Isaac Newton was born in England in 1643. As a young man he went to Trinity College in Cambridge, enrolling first as a student and eventually staying on as a fellow. During this period he developed the first versions of his three laws of motion, including the law of gravity. During his career, he also made significant advances in the field of optics and the understanding of centrifugal force. He eventually became the first English scientist to be knighted for his work.
The Discovery of Gravity
A popular story says that Newton came up with the theory of gravity instantly, when an apple fell from a tree and hit him on the head. There was probably a little more thought involved, though. For example, he may have noticed that the apple accelerated from a resting position as it fell, and that to accelerate, an object must have a force applied to it. In this situation, there was clearly an unknown force at play, and that force is what Newton called gravity.
The Importance of Gravity
Gravity pulls falling objects to the ground, but people already knew intuitively that something like that was going on. The really groundbreaking thing about the law of gravity was that it applied to objects of all sizes, stating that the more mass an object had, the more it attracted other objects. At the time of Newton's discovery, people didn't have much of an idea of how the orbits of moons and planets worked. The new discovery explained a lot about that, in particular why orbiting objects don't just fly off into space.
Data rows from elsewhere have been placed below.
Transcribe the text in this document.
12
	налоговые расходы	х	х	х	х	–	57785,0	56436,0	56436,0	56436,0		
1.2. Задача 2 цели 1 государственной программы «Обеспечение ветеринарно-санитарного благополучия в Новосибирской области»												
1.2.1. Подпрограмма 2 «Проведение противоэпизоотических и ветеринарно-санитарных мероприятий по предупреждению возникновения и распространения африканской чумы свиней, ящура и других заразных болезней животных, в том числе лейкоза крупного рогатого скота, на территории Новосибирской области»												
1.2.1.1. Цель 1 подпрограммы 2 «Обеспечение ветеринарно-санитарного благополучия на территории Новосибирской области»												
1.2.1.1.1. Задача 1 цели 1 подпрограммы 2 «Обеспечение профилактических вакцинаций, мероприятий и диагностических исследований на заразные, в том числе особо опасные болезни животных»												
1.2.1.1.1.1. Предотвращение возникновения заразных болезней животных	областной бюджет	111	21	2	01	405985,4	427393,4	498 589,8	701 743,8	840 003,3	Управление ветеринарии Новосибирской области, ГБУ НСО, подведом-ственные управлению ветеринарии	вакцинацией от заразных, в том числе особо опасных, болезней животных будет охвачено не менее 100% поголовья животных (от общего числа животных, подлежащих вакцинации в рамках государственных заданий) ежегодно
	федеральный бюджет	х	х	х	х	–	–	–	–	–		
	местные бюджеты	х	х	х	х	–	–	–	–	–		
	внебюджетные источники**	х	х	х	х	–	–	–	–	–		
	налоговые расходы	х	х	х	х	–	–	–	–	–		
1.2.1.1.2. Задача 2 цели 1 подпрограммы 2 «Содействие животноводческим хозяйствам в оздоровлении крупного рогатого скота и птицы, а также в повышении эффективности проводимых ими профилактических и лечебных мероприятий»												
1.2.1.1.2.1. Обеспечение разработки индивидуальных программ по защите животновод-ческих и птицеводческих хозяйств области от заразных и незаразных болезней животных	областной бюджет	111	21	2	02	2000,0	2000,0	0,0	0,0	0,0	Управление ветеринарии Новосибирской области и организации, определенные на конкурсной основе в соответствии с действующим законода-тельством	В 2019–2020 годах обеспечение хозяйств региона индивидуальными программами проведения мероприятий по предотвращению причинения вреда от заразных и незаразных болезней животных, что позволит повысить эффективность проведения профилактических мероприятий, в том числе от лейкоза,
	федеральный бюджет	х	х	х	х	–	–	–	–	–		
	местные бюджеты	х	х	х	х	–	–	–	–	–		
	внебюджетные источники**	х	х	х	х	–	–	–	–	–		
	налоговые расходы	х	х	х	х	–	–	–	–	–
More Discoveries About Gravity
Although Newton was the first to study the force of gravity, there were some holes in his initial theories that have been discovered and improved upon by later scientists. For example, Einstein's theory of relativity describes the way that even the path of light warps when traveling near extremely massive objects. Einstein further theorized that gravity itself is created by a sort of warping of time and space. Still, despite this more recent tweaking, Newton's original theory explains a great deal of the behavior of objects throughout the universe.